My double gun was stretched along the top of the rock. I dropped the muzzle well below the line of the approaching floating object; then I pulled first one trigger, and then the other. To my right and left shots rang out in quick succession. Again I loaded; and again I fired. We could see nothing now, for the smoke hung in the damp night air. Then Red Cloud called out to stop firing. Eagerly we looked through the murky atmosphere where the raft had been.
It was no longer in the direct line of our landing-place; it had drifted to the left-hand side, and was now in rapid water but still close to the rock, going down stream with momentarily increasing speed. We could see many confused figures, trying with might and main to get the unwieldy craft, to the side of our rock. It was only for a short second, and then the raft was borne along into still rougher and faster waters, to be caught in the remorseless grasp of the furious torrent above the falls, now swollen by the thunder deluge of the night.

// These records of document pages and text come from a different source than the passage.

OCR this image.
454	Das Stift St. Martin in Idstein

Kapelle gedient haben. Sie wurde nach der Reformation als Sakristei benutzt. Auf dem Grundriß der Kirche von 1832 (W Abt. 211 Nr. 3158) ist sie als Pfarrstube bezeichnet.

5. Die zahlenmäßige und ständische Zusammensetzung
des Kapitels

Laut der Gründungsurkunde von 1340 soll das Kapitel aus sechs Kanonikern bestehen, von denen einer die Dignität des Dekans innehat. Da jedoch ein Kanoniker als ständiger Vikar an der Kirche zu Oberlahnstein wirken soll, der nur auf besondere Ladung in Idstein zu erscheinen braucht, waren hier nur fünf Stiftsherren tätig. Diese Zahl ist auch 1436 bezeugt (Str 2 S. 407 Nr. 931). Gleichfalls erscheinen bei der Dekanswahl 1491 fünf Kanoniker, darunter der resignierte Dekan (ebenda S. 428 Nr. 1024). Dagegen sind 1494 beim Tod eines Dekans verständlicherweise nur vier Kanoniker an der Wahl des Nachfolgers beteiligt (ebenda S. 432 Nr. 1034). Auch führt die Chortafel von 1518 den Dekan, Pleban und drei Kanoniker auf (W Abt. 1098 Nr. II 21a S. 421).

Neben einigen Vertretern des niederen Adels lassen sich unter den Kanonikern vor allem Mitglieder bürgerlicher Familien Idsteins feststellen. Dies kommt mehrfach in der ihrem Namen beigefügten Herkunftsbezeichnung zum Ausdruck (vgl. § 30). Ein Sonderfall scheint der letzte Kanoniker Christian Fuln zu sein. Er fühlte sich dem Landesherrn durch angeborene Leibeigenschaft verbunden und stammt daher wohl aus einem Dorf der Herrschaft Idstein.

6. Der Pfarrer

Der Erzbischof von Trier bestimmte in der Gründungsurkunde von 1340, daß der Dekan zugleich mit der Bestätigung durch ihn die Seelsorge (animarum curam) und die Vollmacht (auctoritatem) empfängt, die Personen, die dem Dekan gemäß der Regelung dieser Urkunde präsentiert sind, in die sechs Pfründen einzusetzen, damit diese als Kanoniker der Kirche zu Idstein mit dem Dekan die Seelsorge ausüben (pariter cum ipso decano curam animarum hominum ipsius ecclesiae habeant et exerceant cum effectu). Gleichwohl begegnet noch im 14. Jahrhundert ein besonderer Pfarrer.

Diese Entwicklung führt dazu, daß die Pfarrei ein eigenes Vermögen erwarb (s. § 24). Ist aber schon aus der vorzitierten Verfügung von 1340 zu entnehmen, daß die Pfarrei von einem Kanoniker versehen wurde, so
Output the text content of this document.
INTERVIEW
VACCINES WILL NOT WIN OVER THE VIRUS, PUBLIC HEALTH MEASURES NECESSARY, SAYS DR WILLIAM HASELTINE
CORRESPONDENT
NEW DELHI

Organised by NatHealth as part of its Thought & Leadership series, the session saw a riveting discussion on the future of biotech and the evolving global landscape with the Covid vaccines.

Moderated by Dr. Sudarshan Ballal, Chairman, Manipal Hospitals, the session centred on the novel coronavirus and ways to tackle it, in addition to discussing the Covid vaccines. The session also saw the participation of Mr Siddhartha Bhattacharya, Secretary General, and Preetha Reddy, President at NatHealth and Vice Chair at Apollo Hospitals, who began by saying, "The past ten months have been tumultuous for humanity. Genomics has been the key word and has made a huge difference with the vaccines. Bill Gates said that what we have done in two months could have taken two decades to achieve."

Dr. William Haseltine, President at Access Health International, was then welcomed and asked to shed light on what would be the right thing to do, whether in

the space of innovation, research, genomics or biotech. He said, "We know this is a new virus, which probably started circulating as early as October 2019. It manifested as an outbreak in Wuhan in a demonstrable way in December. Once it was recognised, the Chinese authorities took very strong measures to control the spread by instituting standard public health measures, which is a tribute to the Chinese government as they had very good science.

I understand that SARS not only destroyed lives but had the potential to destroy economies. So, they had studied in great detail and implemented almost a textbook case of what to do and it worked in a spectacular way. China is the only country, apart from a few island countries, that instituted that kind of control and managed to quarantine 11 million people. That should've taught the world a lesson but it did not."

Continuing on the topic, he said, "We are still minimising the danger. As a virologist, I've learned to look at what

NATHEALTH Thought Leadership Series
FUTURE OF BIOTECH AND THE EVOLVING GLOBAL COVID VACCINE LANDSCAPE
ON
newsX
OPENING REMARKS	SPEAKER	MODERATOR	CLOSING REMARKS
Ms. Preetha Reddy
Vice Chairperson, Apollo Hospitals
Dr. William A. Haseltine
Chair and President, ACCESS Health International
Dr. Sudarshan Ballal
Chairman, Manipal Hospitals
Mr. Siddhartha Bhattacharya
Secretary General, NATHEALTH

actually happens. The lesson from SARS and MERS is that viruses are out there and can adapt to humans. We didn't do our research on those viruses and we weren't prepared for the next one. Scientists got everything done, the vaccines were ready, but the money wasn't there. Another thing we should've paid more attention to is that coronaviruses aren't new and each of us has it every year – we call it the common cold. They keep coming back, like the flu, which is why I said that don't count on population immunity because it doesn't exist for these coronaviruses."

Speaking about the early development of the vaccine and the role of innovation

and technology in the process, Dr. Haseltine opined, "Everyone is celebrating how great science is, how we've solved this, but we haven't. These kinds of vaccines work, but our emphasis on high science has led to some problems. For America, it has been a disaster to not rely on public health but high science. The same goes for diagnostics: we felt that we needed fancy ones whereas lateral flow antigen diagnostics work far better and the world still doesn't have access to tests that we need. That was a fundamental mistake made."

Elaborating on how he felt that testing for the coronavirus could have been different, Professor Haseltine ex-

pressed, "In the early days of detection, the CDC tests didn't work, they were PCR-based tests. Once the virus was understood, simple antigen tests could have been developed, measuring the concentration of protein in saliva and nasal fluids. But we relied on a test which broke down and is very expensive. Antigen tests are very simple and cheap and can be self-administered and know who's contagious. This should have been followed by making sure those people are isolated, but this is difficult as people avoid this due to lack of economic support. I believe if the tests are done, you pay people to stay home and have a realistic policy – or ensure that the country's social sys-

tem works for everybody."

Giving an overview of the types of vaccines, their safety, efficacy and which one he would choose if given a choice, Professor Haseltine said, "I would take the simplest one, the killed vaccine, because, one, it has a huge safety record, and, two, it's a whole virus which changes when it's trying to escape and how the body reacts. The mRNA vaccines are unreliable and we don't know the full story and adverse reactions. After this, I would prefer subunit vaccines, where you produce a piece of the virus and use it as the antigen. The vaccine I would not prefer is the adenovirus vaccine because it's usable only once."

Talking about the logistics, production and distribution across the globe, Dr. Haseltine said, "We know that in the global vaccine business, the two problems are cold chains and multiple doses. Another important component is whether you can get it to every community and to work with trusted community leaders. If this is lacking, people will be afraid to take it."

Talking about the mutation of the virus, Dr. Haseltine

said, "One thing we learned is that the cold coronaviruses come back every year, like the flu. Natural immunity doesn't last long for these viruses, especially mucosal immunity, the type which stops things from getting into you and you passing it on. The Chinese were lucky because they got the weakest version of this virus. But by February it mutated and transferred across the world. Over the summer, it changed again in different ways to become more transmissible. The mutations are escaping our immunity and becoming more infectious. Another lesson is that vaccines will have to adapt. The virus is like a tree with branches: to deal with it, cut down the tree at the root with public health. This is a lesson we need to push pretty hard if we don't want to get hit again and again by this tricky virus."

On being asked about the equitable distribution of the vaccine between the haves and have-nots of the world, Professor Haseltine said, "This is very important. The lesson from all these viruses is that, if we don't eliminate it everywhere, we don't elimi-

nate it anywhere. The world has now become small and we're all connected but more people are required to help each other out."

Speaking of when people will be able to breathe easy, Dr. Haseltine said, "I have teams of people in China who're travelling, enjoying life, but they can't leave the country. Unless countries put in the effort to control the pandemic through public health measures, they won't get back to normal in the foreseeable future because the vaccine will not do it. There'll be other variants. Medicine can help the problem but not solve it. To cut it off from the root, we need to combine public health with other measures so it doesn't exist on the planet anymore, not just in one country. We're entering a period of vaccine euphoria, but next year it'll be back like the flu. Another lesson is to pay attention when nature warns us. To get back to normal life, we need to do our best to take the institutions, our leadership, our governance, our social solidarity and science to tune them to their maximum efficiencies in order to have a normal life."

We could see no more, the trees hid it from sight; but we had no need for further eye-witness or ear-witness of the fate of raft and crew. Once in the grasp of that torrent, there could be no escape. High above the roar of the cataract one loud cry did indeed reach us a very few seconds later, and then there was silence, only broken by the swirl of eddy, the rush of water against the rock, and the dull thunder of the fall.
As the dawn broadened into day I went down to the lower end of the island. From the grave of the Sioux chief the ground sloped steeply up, until it dropped abruptly to the rapid, forming a bold front of rock immediately over the edge of the fall. The top of this rock stood out bare of trees; beneath it was the rapid, the edge of the fall, and the seething whirlpools below the cataract.
Red Cloud had preceded me to this place; when I reached the grave I saw him on the bare summit beyond, looking fixedly down upon the fall. His arms were folded across his breast. I was beside him a moment later. My eyes, following his fixed glance, rested upon a strange spectacle. Almost in the centre of the fall a rock stood, right on the edge of the descending flood. I had seen it on the previous day, when it had been more exposed to view; now the rising water had covered three parts of its surface, and only the top showed above the flood. On this rock there was a figure.
The light was still too indistinct to allow us to discern features, we could only see that some wretched creature was clinging to the rock, on which he had been cast at the moment the fated raft had taken its plunge into the dark abyss.
But although I was unable at this moment to identify this unfortunate castaway, there flashed across my mind, at the first instant of my seeing him, the thought that it was the trader McDermott who was before me in this terrible position, now hopelessly hanging between life and death.
For a glance at the raging mass of water was sufficient to tell me that escape was impossible, and that no hope of extrication remained to the doomed man.